Things weren't right from the get-go.
On its first possession after a Gilbert punt, the DV offense quickly went three-and-out.
Meanwhile, Gilbert, using a triple option attack and the motivation of playing for injured teammate Beau Harris, who was airlifted out of the stadium with a serious head injury in the first quarter, did as it pleased -- especially right up the middle.
Fullback Trey Fulton's 15-yard touchdown opened the scoring with five minutes to go in the first quarter, and DV had no answer.
The Tigers then went up 14-0, and in trotted DV quarterback Cody Sokol, a junior who took a handful of snaps last season but didn't throw a pass, in place of starter Cole Pembroke.
Sokol led the offense on an 80-yard scoring drive capped by Devon Kennard's 11-yard rumble of a touchdown, but Gilbert answered, scoring on a 77-yard pass just before the half.
It was 21-7, and Desert Vista was entirely flat heading to the locker room, having failed to convert a single third down chance.
Not much changed as the second half opened, at least offensively.
After Pembroke replaced Sokol on the team's second drive -- Hinds said after the game that the plan was to rotate the duo throughout the night -- the Thunder made it down to the Tigers' 23-yard-line. Pembroke delivered a strike to junior Ryne Rezac, who was open in the end zone, but Rezac's feet got tangled with a Tiger defender and the pass fell innocently to the ground.

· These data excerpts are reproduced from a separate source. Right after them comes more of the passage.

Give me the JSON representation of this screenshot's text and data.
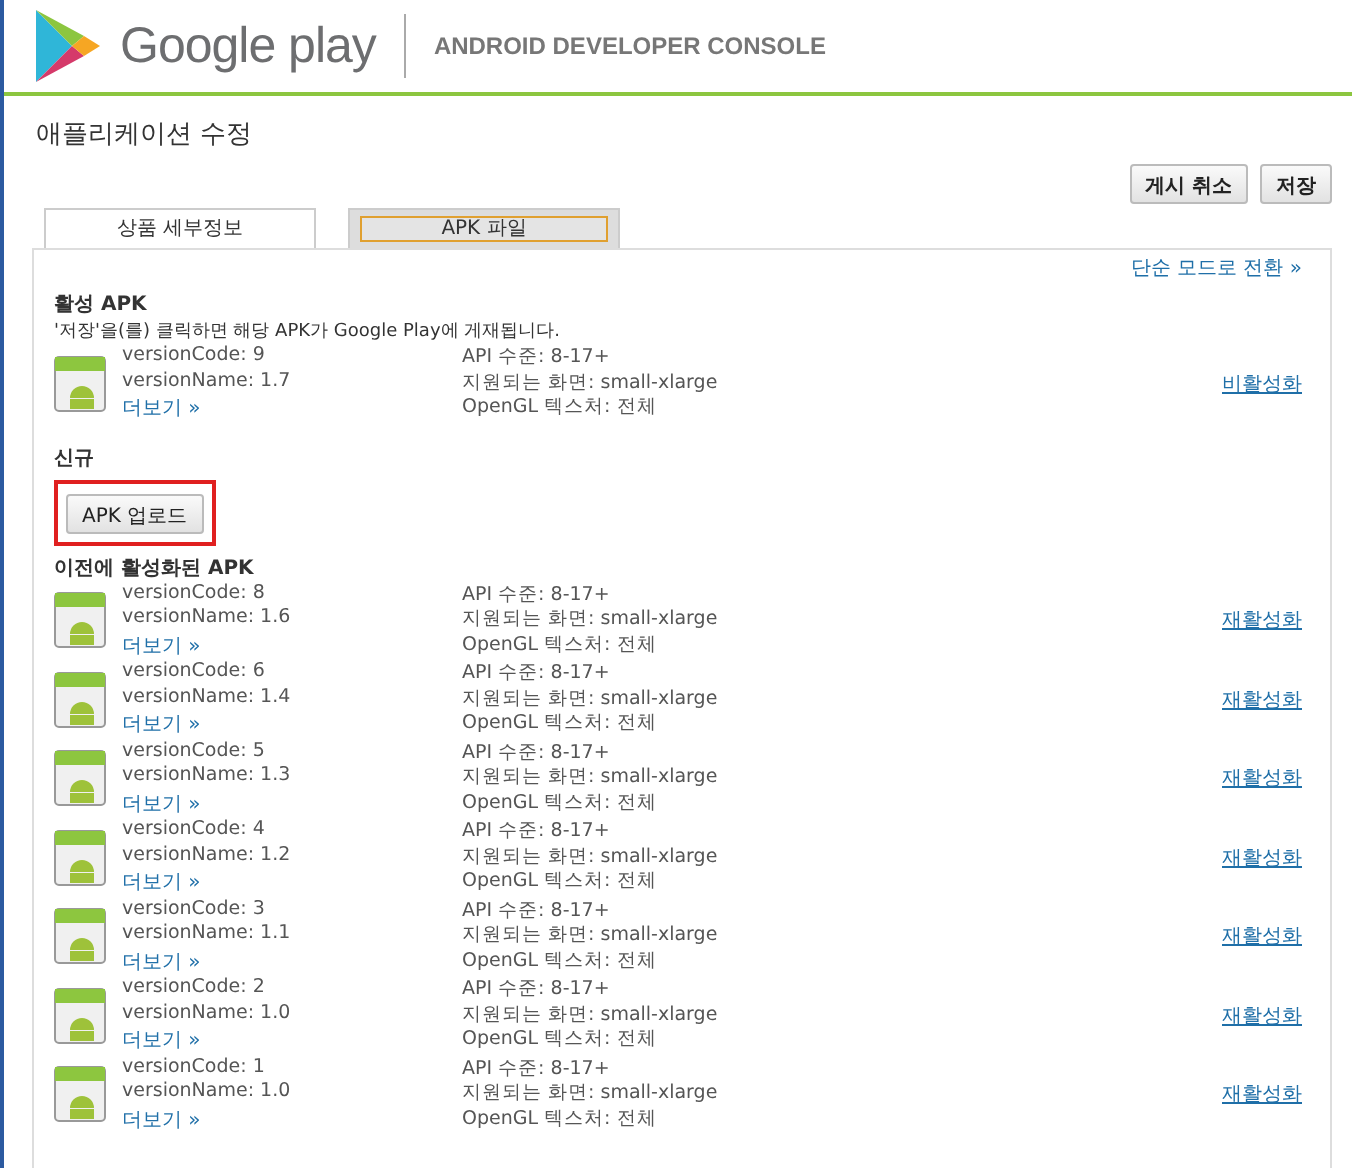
{
  "header": {
    "logo_text": "Google play",
    "console_title": "ANDROID DEVELOPER CONSOLE"
  },
  "page_title": "애플리케이션 수정",
  "actions": [
    "게시 취소",
    "저장"
  ],
  "tabs": [
    {
      "label": "상품 세부정보",
      "selected": false
    },
    {
      "label": "APK 파일",
      "selected": true
    }
  ],
  "simple_mode_link": "단순 모드로 전환 »",
  "active_section": {
    "title": "활성 APK",
    "note": "'저장'을(를) 클릭하면 해당 APK가 Google Play에 게재됩니다.",
    "apks": [
      {
        "version_code": "versionCode: 9",
        "version_name": "versionName: 1.7",
        "more": "더보기 »",
        "api": "API 수준: 8-17+",
        "screens": "지원되는 화면: small-xlarge",
        "opengl": "OpenGL 텍스처: 전체",
        "action": "비활성화"
      }
    ]
  },
  "new_section": {
    "title": "신규",
    "upload_button": "APK 업로드",
    "highlighted": true
  },
  "previous_section": {
    "title": "이전에 활성화된 APK",
    "apks": [
      {
        "version_code": "versionCode: 8",
        "version_name": "versionName: 1.6",
        "more": "더보기 »",
        "api": "API 수준: 8-17+",
        "screens": "지원되는 화면: small-xlarge",
        "opengl": "OpenGL 텍스처: 전체",
        "action": "재활성화"
      },
      {
        "version_code": "versionCode: 6",
        "version_name": "versionName: 1.4",
        "more": "더보기 »",
        "api": "API 수준: 8-17+",
        "screens": "지원되는 화면: small-xlarge",
        "opengl": "OpenGL 텍스처: 전체",
        "action": "재활성화"
      },
      {
        "version_code": "versionCode: 5",
        "version_name": "versionName: 1.3",
        "more": "더보기 »",
        "api": "API 수준: 8-17+",
        "screens": "지원되는 화면: small-xlarge",
        "opengl": "OpenGL 텍스처: 전체",
        "action": "재활성화"
      },
      {
        "version_code": "versionCode: 4",
        "version_name": "versionName: 1.2",
        "more": "더보기 »",
        "api": "API 수준: 8-17+",
        "screens": "지원되는 화면: small-xlarge",
        "opengl": "OpenGL 텍스처: 전체",
        "action": "재활성화"
      },
      {
        "version_code": "versionCode: 3",
        "version_name": "versionName: 1.1",
        "more": "더보기 »",
        "api": "API 수준: 8-17+",
        "screens": "지원되는 화면: small-xlarge",
        "opengl": "OpenGL 텍스처: 전체",
        "action": "재활성화"
      },
      {
        "version_code": "versionCode: 2",
        "version_name": "versionName: 1.0",
        "more": "더보기 »",
        "api": "API 수준: 8-17+",
        "screens": "지원되는 화면: small-xlarge",
        "opengl": "OpenGL 텍스처: 전체",
        "action": "재활성화"
      },
      {
        "version_code": "versionCode: 1",
        "version_name": "versionName: 1.0",
        "more": "더보기 »",
        "api": "API 수준: 8-17+",
        "screens": "지원되는 화면: small-xlarge",
        "opengl": "OpenGL 텍스처: 전체",
        "action": "재활성화"
      }
    ]
  }
}
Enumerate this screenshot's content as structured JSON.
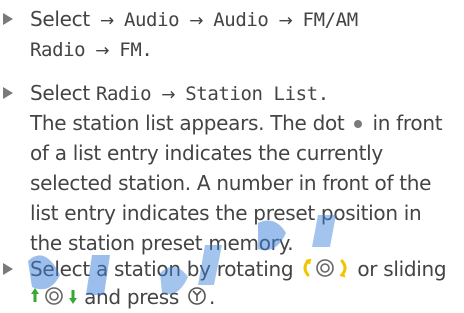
{
  "step1": {
    "select": "Select",
    "arrow": "→",
    "audio_1": "Audio",
    "audio_2": "Audio",
    "fmam": "FM/AM",
    "radio": "Radio",
    "fm": "FM."
  },
  "step2": {
    "select": "Select",
    "radio": "Radio",
    "arrow": "→",
    "station_list": "Station List.",
    "line2a": "The station list appears. The dot",
    "line2b": "in front",
    "line3": "of a list entry indicates the currently",
    "line4": "selected station. A number in front of the",
    "line5": "list entry indicates the preset position in",
    "line6": "the station preset memory."
  },
  "step3": {
    "line1a": "Select a station by rotating",
    "line1b": "or sliding",
    "line2": "and press",
    "line2_end": "."
  },
  "colors": {
    "text": "#444444",
    "bullet": "#7a7a7a",
    "controller_yellow": "#f2c400",
    "controller_green": "#3aa635",
    "watermark": "#3a7fd9"
  },
  "icons": [
    "triangle-bullet-icon",
    "selected-dot-icon",
    "rotate-controller-icon",
    "slide-controller-icon",
    "press-controller-icon"
  ]
}
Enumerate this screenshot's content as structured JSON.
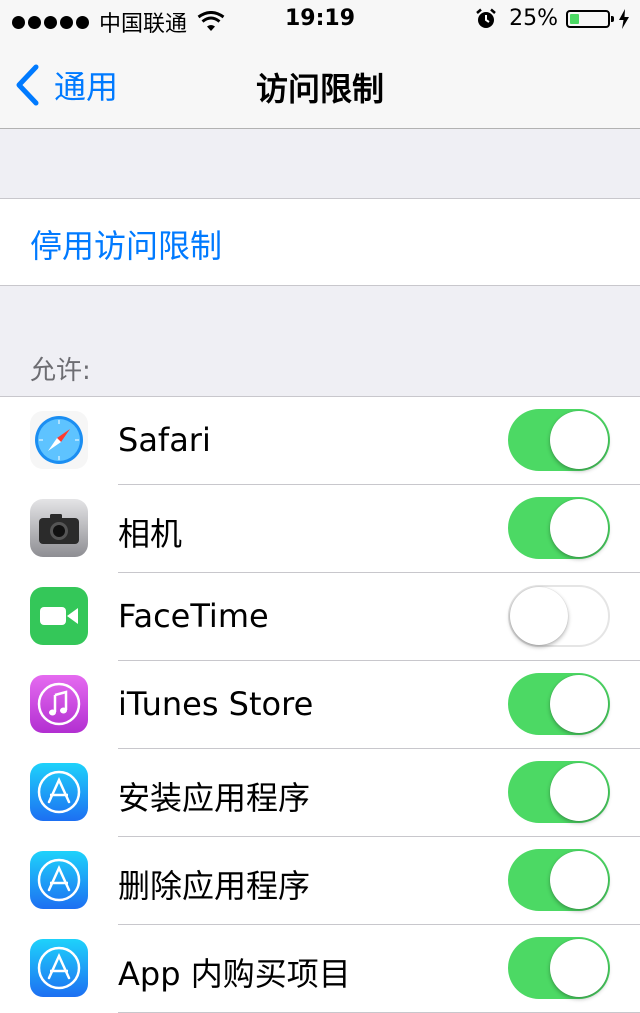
{
  "status_bar": {
    "carrier": "中国联通",
    "time": "19:19",
    "battery_percent": "25%",
    "battery_level": 0.25
  },
  "nav": {
    "back_label": "通用",
    "title": "访问限制"
  },
  "disable_restrictions_label": "停用访问限制",
  "allow_header": "允许:",
  "apps": [
    {
      "label": "Safari",
      "enabled": true,
      "icon": "safari-icon"
    },
    {
      "label": "相机",
      "enabled": true,
      "icon": "camera-icon"
    },
    {
      "label": "FaceTime",
      "enabled": false,
      "icon": "facetime-icon"
    },
    {
      "label": "iTunes Store",
      "enabled": true,
      "icon": "itunes-store-icon"
    },
    {
      "label": "安装应用程序",
      "enabled": true,
      "icon": "app-store-icon"
    },
    {
      "label": "删除应用程序",
      "enabled": true,
      "icon": "app-store-icon"
    },
    {
      "label": "App 内购买项目",
      "enabled": true,
      "icon": "app-store-icon"
    }
  ],
  "colors": {
    "accent": "#007aff",
    "toggle_on": "#4cd964"
  }
}
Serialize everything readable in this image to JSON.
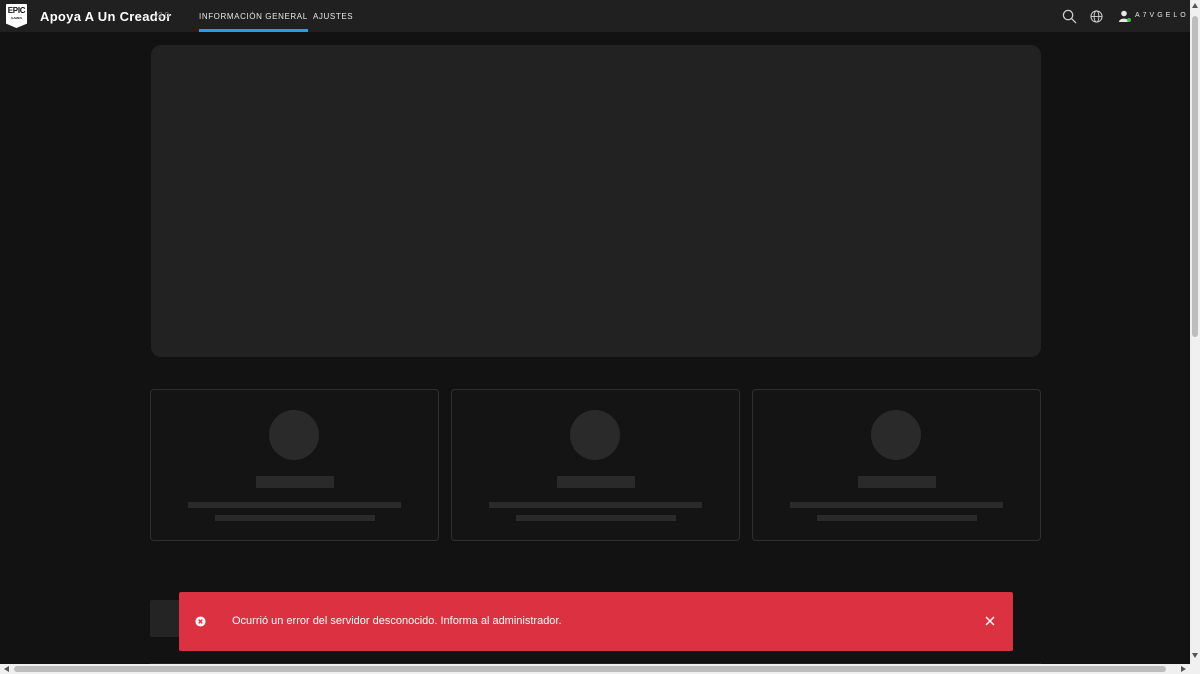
{
  "header": {
    "logo_text": "EPIC",
    "logo_subtext": "GAMES",
    "title": "Apoya A Un Creador",
    "version": "v2.0",
    "tabs": [
      {
        "label": "INFORMACIÓN GENERAL",
        "active": true
      },
      {
        "label": "AJUSTES",
        "active": false
      }
    ],
    "icons": [
      "search-icon",
      "globe-icon",
      "user-icon"
    ],
    "username": "A7VGELO"
  },
  "toast": {
    "type": "error",
    "message": "Ocurrió un error del servidor desconocido. Informa al administrador.",
    "icon": "error-circle-icon",
    "close_icon": "close-icon"
  },
  "colors": {
    "background": "#121212",
    "header": "#202020",
    "accent": "#2a9ce8",
    "error": "#dc3140",
    "skeleton": "#222222"
  }
}
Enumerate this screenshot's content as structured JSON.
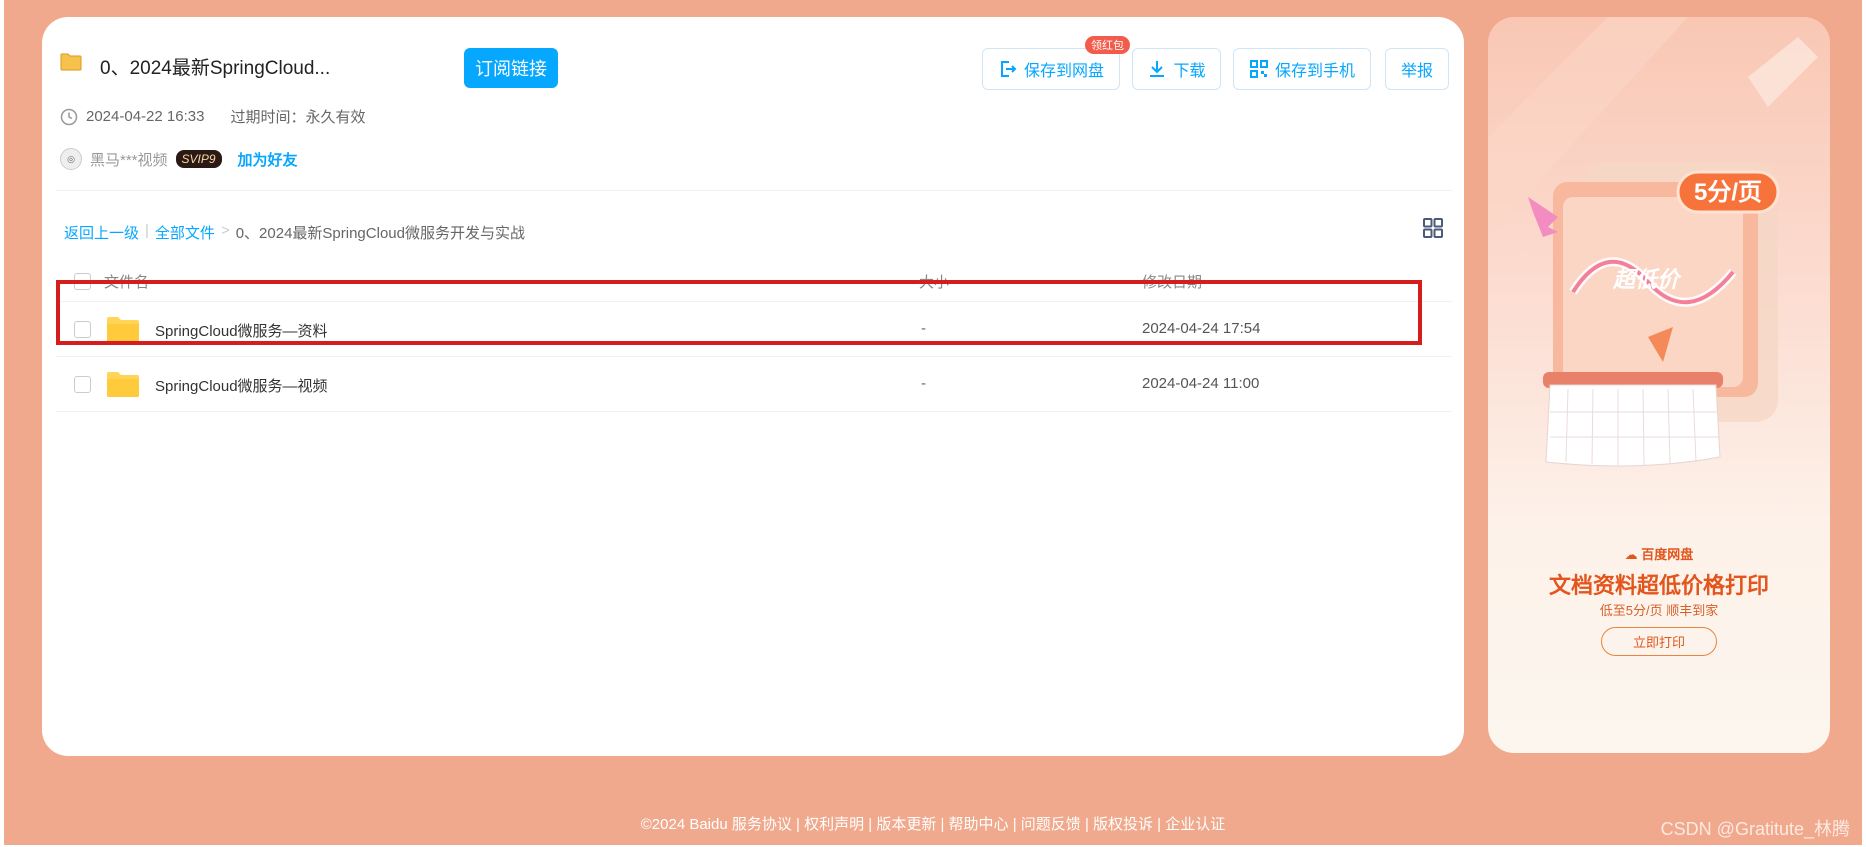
{
  "share": {
    "title": "0、2024最新SpringCloud...",
    "subscribe_label": "订阅链接",
    "created": "2024-04-22 16:33",
    "expire_label": "过期时间：永久有效",
    "user": "黑马***视频",
    "vip": "SVIP9",
    "add_friend": "加为好友"
  },
  "actions": {
    "save_netdisk": "保存到网盘",
    "redpack_badge": "领红包",
    "download": "下载",
    "save_phone": "保存到手机",
    "report": "举报"
  },
  "breadcrumb": {
    "back": "返回上一级",
    "sep1": "|",
    "all_files": "全部文件",
    "sep2": ">",
    "current": "0、2024最新SpringCloud微服务开发与实战"
  },
  "table": {
    "headers": {
      "name": "文件名",
      "size": "大小",
      "date": "修改日期"
    },
    "rows": [
      {
        "name": "SpringCloud微服务—资料",
        "size": "-",
        "date": "2024-04-24 17:54"
      },
      {
        "name": "SpringCloud微服务—视频",
        "size": "-",
        "date": "2024-04-24 11:00"
      }
    ]
  },
  "ad": {
    "price_tag": "5分/页",
    "illus_text": "超低价",
    "brand": "百度网盘",
    "title": "文档资料超低价格打印",
    "subtitle": "低至5分/页 顺丰到家",
    "button": "立即打印"
  },
  "footer": {
    "text": "©2024 Baidu  服务协议 | 权利声明 | 版本更新 | 帮助中心 | 问题反馈 | 版权投诉 | 企业认证"
  },
  "watermark": "CSDN @Gratitute_林腾",
  "colors": {
    "background": "#f0a98c",
    "accent": "#06a7ff",
    "highlight": "#d51d1d",
    "ad_orange": "#e2551d"
  }
}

Pembroke's pass hit a referee the next play, and then Alec Hsu missed a 40-yard field goal attempt.
Nothing -- at all -- was going DV's way on this night.
On the ensuing Tiger drive, DV safety Jake van Raaphorst picked off Brandon Bialkowski's pass, setting the offense up at its own 49-yard-line. That offense, led this time by Sokol, proceeded to march down deep inside Gilbert territory -- before it stalled inside the 5-yard-line on a failed fourth down attempt with nine minutes to play.
Still, the defense gave its offense one last shot, when Flemister scooped up a fumble at midfield and gave DV the ball at its 43.
But that drive, too, failed, when Pembroke's pass slipped through wideout Casey Bolena's hands and was picked off. After Gilbert's Fulton added another touchdown to make it 28-7, DV's final drive also ended in an interception.
"We had a little trouble blocking," Sokol said afterward, "and just executing basically everything. We just didn't get to job done. It's just one of those nights. We've got to bounce back, though."
In the offense's first work under new coordinator Don Rezac, the Thunder racked up 243 total yards, but just 78 through the air.
"Tonight, we didn't complete passes," Rezac said. "We had a lot of breakdowns -- a lot of breakdowns that we have to get corrected. We're a good football team. We're better than what we looked like tonight, for sure."
Now, after all the expectations and all the hype -- which included a No. 12 national ranking by Rivals.com -- Desert Vista finds itself in the exact same spot as it was a year ago: 0-1.
"This is not how we wanted to start our season, but the bottom line is we've got a lot of work to do," Hinds said. "It's very obvious that we're not where we need to be to be the caliber football team that we know we can be. We've got a ton of work to do."